Ademais, também deve-se chamar a atenção para a rede de informantes e protetores construídas por Lampião, à qual se convencionou chamar coiteiros, composta por sertanejos paupérrimos, militares (que, em tese, deveriam estar em lado contrários) e, principalmente, fazendeiros latifundiários, conforme relato na dissertação “A apropriação da memória lampiônica como elemento de construção da identidade de Serra Talhada – PE” (2010). Tratava-se, além de mecanismo garantidor de longevidade ao cangaceiro, de elemento possibilitador de desconstrução do discurso que confere ao cangaceiro postura revolucionária, uma vez que revolucionário não pactua com o opressor, contra o qual estabelece luta.
Em sua obra “Os cangaceiros” (1977), Maria Izaura Pereira de Queiroz, reproduz o depoimento de Antônio Silvino, cangaceiro famoso e antecessor de Lampião, dado a Leonardo Mota, folclorista cearense, em 1930:

O folclorista cearense, Leonardo Mota, entrevistou, em 1930, Antônio Silvino, então preso na penitenciária do Recife:


Silvino, que é você me diz de Lampião?


Ah, seu doutor, Lampião é um Prinspe!
-----Príncipe por quê?


Veio depois de mim. Os tempos são outros. As armas estão mais aperfeiçoadas. Não falta quem venda tudo. Caixeiro viajante não é besta para se esquecer de levar presente de bala para ele.

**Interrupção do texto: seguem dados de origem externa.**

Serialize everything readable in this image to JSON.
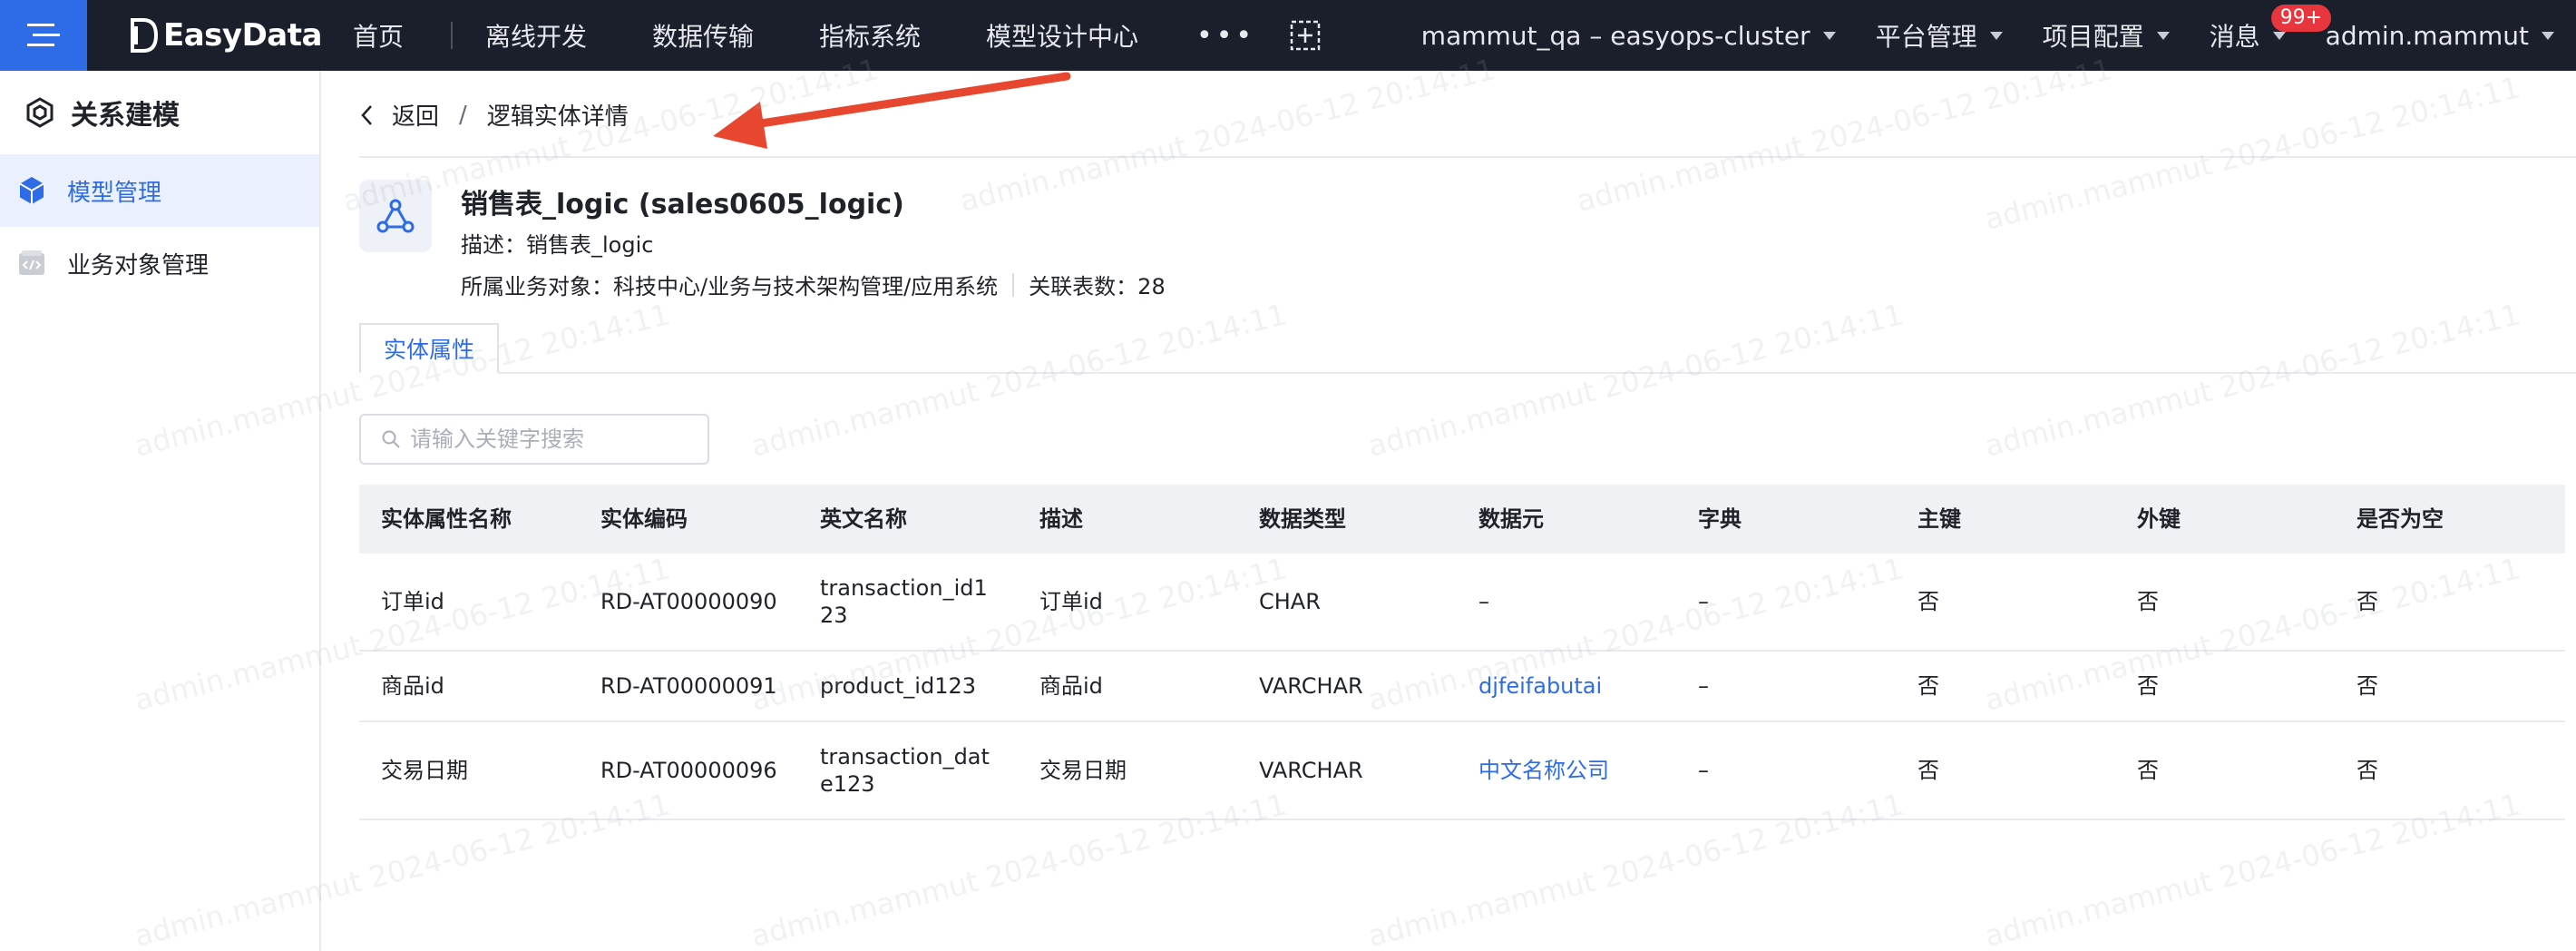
{
  "topbar": {
    "logo_text": "EasyData",
    "nav": [
      "首页",
      "离线开发",
      "数据传输",
      "指标系统",
      "模型设计中心"
    ],
    "more": "•••",
    "cluster": "mammut_qa – easyops-cluster",
    "platform": "平台管理",
    "project": "项目配置",
    "messages": "消息",
    "badge": "99+",
    "user": "admin.mammut"
  },
  "sidebar": {
    "title": "关系建模",
    "items": [
      "模型管理",
      "业务对象管理"
    ]
  },
  "breadcrumb": {
    "back": "返回",
    "separator": "/",
    "current": "逻辑实体详情"
  },
  "entity": {
    "title": "销售表_logic (sales0605_logic)",
    "desc": "描述：销售表_logic",
    "owner": "所属业务对象：科技中心/业务与技术架构管理/应用系统",
    "count": "关联表数：28"
  },
  "tab": "实体属性",
  "search": {
    "placeholder": "请输入关键字搜索"
  },
  "table": {
    "headers": [
      "实体属性名称",
      "实体编码",
      "英文名称",
      "描述",
      "数据类型",
      "数据元",
      "字典",
      "主键",
      "外键",
      "是否为空"
    ],
    "rows": [
      [
        "订单id",
        "RD-AT00000090",
        "transaction_id123",
        "订单id",
        "CHAR",
        "–",
        "–",
        "否",
        "否",
        "否"
      ],
      [
        "商品id",
        "RD-AT00000091",
        "product_id123",
        "商品id",
        "VARCHAR",
        "djfeifabutai",
        "–",
        "否",
        "否",
        "否"
      ],
      [
        "交易日期",
        "RD-AT00000096",
        "transaction_date123",
        "交易日期",
        "VARCHAR",
        "中文名称公司",
        "–",
        "否",
        "否",
        "否"
      ]
    ]
  },
  "watermark": "admin.mammut 2024-06-12 20:14:11",
  "colors": {
    "accent": "#2d6ce6",
    "topbar": "#1b1f2b",
    "badge": "#e8363e",
    "arrow": "#e8472f"
  }
}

A políça quer é só se encher de dinheiro no Sertão [...] Não tenha dúvida, Lampião é um Prinspe! (Grifos nossos).

Duas, talvez, possam vir a serem as óticas por que se possa enxergar essa declaração de Antônio Silvino: talvez quisesse dizer o cangaceiro que ele fosse o rei e Lampião, por sua vez, alguém menos importante e, portanto, um príncipe; a segunda, talvez a mais acertada, levando-se em conta a denúncia feita pelo cangaceiro na continuidade da entrevista e sendo a que vai aqui ser considerada, quisesse dizer que o tratamento recebido por Lampião era semelhante àquele recebido por um príncipe.

Tomando-se como referência Julio José Chiavenato, em seu livro “Cangaço: a força do coronel” (1990), percebe-se que, de fato, o tratamento dado a Lampião era o de um príncipe, no que tange às benesses recebidas pelo cangaceiro a partir de acordos tácitos feitos com oficiais da polícia, de acolhida cedida por ricos e poderosos fazendeiros e da amizade travada com homens públicos.

Na obra de Chiavenato (1990), Lampião é visto como alguém inteligente que, sabendo ser a sua sobrevivência dependente de acordos, tratou de fechá-los e, quando oportunidade teve de se beneficiar com alguma situação, não se fez de rogado, beneficiou-se.

Diante do exposto, acreditamos que chamar o cangaço de protorrevolucionarismo e Lampião de revolucionário é, no mínimo, desconhecer o que foi o movimento camponês chamado cangaço, expressão típica da política estalinista de não realizar análise concreta das situações concretas, em termos leninistas em cada formação econômico-social, fato que serviu para justificar estratégias políticas que incluíam mudanças de sujeitos que negavam a independência política da classe trabalhadora.